Scalarama/ Eraserhead & The Grandmother at HOME
Tom Grieve, Cinema EditorDavid Lynch mines his experience living in Philadelphia for this industrial nightmare of a debut feature. Filmed over three years at the American Film Institute, Eraserhead arrived complete with all of the dread, unease and mystery that would define Lynch’s career. Actor Jack Nance would go on to appear in many of the director’s most celebrated works – Blue Velvet, Lost Highway, Twin Peaks etc. – but it’s his starring turn here, as Henry, an anxious young man scurrying about after his timid girlfriend and their mutant offspring, that is most memorable. He provides a frightened centre to an otherworldly film full of alien textures, discordant sounds – Lynch scores Henry’s visit to meet the parents with newborn suckling puppies – and eerie, surreal imagery. Viewers familiar with the film will surely recall with trepidation, the wet, amphibian skin of Henry’s inhuman baby or the strange enlarged cheeks boasted by the lady in the radiator as she sings, “In Heaven, Everything is fine…”
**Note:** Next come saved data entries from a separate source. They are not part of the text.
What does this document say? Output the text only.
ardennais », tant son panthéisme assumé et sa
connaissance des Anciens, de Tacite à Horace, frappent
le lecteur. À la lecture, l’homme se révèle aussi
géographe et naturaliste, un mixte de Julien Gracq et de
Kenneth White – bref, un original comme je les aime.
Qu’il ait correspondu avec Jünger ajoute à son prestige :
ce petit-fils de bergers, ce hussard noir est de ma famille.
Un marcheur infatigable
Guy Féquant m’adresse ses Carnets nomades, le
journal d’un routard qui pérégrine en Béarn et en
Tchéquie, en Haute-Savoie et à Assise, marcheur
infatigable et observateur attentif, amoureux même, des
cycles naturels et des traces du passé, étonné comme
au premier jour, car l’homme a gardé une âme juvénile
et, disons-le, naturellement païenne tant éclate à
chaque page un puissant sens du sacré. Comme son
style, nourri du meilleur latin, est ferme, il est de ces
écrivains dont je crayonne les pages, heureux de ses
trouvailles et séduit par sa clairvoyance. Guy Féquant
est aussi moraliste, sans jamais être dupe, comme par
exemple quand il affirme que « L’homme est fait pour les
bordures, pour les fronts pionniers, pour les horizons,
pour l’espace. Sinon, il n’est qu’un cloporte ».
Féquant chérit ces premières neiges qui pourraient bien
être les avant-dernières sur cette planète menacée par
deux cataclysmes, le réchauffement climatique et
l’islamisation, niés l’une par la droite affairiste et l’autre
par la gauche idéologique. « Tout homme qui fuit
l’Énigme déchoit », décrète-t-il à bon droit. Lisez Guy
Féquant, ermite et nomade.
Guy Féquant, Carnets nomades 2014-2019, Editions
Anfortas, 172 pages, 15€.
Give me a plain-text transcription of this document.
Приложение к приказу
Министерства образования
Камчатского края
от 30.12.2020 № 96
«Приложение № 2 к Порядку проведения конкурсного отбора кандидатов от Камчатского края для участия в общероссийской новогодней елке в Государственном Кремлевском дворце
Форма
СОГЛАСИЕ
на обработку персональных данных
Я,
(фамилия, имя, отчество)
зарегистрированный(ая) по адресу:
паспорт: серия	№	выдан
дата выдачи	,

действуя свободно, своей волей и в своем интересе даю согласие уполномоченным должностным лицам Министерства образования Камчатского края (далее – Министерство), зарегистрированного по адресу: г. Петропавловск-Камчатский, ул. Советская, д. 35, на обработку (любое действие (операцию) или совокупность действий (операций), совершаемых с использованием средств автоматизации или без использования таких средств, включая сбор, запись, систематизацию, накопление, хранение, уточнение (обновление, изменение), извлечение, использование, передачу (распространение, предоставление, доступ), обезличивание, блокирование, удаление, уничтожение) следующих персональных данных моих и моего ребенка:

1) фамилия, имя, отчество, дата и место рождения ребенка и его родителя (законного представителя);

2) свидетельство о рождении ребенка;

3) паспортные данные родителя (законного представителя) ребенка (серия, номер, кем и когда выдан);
It’s rough around the edges, but Eraserhead remains the same uncompromising, anxiety-inducing slice of tormented Americana that played certain theatres at midnight, night-after-night for years following its release. It’s in this spirit of the midnight movie, and London’s old Scala cinema that HOME present the film alongside Lynch’s earlier short The Grandmother – in which a young boy plants some strange seeds and they grow into a grandmother – as part of this year’s Scalarama.